Darlene, a young widow and mother devastated by the death of her husband, turns to drugs to erase the trauma. In this fog of grief, she is lured with the promise of a great job to a mysterious farm run by a shady company, with disastrous consequences for both her and her eleven-year-old son, Eddie--left behind in a panic-stricken search for her.
Delicious Foods tells the gripping story of three unforgettable characters: a mother, her son, and the drug that threatens to destroy them. In Darlene's haunted struggle to reunite with Eddie, and in the efforts of both to triumph over those who would enslave them, Hannaham's daring and shape-shifting prose not only infuses their desperate circumstances with grace and humor, but also wrestles with timeless questions of love and freedom.
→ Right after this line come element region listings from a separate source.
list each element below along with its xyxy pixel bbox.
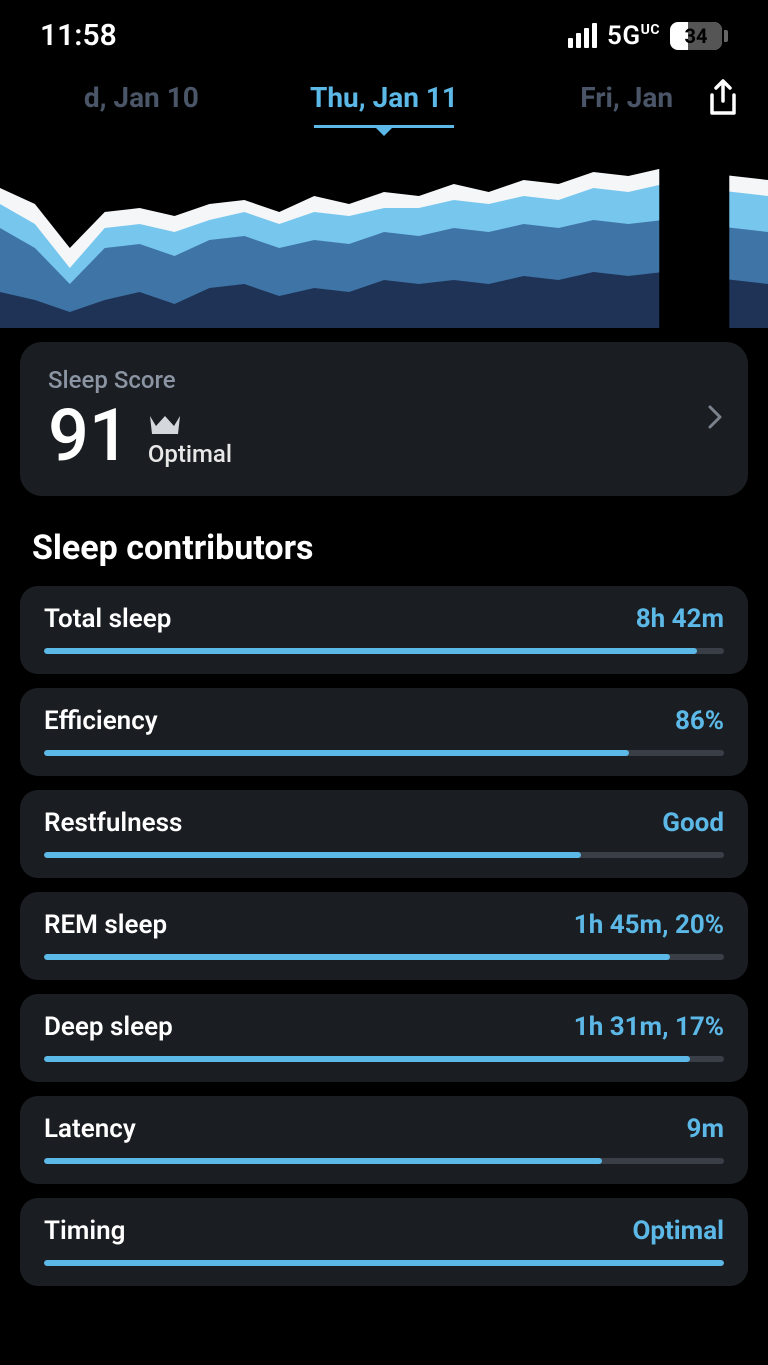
contributor-value: 9m: [687, 1114, 724, 1144]
contributor-label: REM sleep: [44, 910, 167, 940]
contributors-list: Total sleep 8h 42m Efficiency 86% Restfu…: [0, 586, 768, 1286]
contributor-row[interactable]: Latency 9m: [20, 1096, 748, 1184]
progress-fill: [44, 750, 629, 756]
sleep-score-card[interactable]: Sleep Score 91 Optimal: [20, 342, 748, 496]
contributor-row[interactable]: REM sleep 1h 45m, 20%: [20, 892, 748, 980]
tab-current-day[interactable]: Thu, Jan 11: [263, 81, 506, 114]
progress-fill: [44, 852, 581, 858]
progress-fill: [44, 1056, 690, 1062]
progress-track: [44, 852, 724, 858]
progress-track: [44, 648, 724, 654]
contributor-row[interactable]: Restfulness Good: [20, 790, 748, 878]
section-title-contributors: Sleep contributors: [0, 496, 768, 586]
sleep-score-label: Sleep Score: [48, 366, 720, 394]
progress-track: [44, 1056, 724, 1062]
status-bar: 11:58 5G UC 34: [0, 0, 768, 61]
tab-prev-day[interactable]: d, Jan 10: [20, 81, 263, 114]
progress-fill: [44, 648, 697, 654]
contributor-row[interactable]: Deep sleep 1h 31m, 17%: [20, 994, 748, 1082]
share-button[interactable]: [706, 79, 740, 121]
network-label: 5G UC: [607, 21, 660, 51]
status-right: 5G UC 34: [568, 21, 728, 51]
status-time: 11:58: [40, 18, 117, 53]
contributor-label: Total sleep: [44, 604, 171, 634]
progress-track: [44, 1158, 724, 1164]
sleep-stages-chart: [0, 128, 768, 328]
contributor-label: Deep sleep: [44, 1012, 173, 1042]
crown-icon: [148, 412, 182, 436]
contributor-value: Good: [662, 808, 724, 838]
contributor-value: Optimal: [632, 1216, 724, 1246]
progress-fill: [44, 954, 670, 960]
progress-track: [44, 750, 724, 756]
battery-icon: 34: [670, 22, 728, 50]
progress-fill: [44, 1260, 724, 1266]
progress-track: [44, 954, 724, 960]
date-tabs: d, Jan 10 Thu, Jan 11 Fri, Jan: [0, 61, 768, 128]
chevron-right-icon: [706, 403, 724, 435]
contributor-label: Restfulness: [44, 808, 182, 838]
contributor-label: Efficiency: [44, 706, 158, 736]
contributor-value: 8h 42m: [636, 604, 724, 634]
sleep-score-status: Optimal: [148, 440, 232, 468]
contributor-label: Timing: [44, 1216, 125, 1246]
progress-fill: [44, 1158, 602, 1164]
contributor-value: 86%: [675, 706, 724, 736]
contributor-row[interactable]: Efficiency 86%: [20, 688, 748, 776]
contributor-row[interactable]: Total sleep 8h 42m: [20, 586, 748, 674]
progress-track: [44, 1260, 724, 1266]
contributor-label: Latency: [44, 1114, 136, 1144]
contributor-row[interactable]: Timing Optimal: [20, 1198, 748, 1286]
signal-icon: [568, 23, 597, 48]
contributor-value: 1h 45m, 20%: [574, 910, 724, 940]
sleep-score-value: 91: [48, 400, 130, 472]
contributor-value: 1h 31m, 17%: [574, 1012, 724, 1042]
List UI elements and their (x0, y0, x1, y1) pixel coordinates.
James Hannaham is the author of the novel Delicious Foods, winner of the 2016 PEN/Faulkner Award in Fiction, the Hurston Wright Legacy Award, and the Morton Dauwen Zabel Award from the American Academy of Arts and Letters. His first novel, God Says No, was published by McSweeney's in 2009 and was a finalist for a Lambda Book Award, a semifinalist for a VCU Cabell First Novelist Award, and was named an honor book by the American Library Association's Stonewall Book Awards. His short fiction has appeared in BOMB, The Literary Review, Nerve.com, Open City, and several anthologies. He has written for the Village Voice, Spin, Blender, Out, Us, New York Magazine, The Barnes & Noble Review and The New York Times Magazine. Once upon a time in 2008, he was a staff writer at Salon.com. He has been awarded residencies at Yaddo, The MacDowell Colony, and Fundación Valparaíso and a NYFFA Fellowship. He teaches in the Department of Writing at the Pratt Institute. In November 2021, Soft Skull published Pilot Impostor, a multi-genre book of responses to poems by Fernando Pessoa, and in 2022, Little, Brown will release his third novel, Didn’t Nobody Give a Shit What Happened to Carlotta.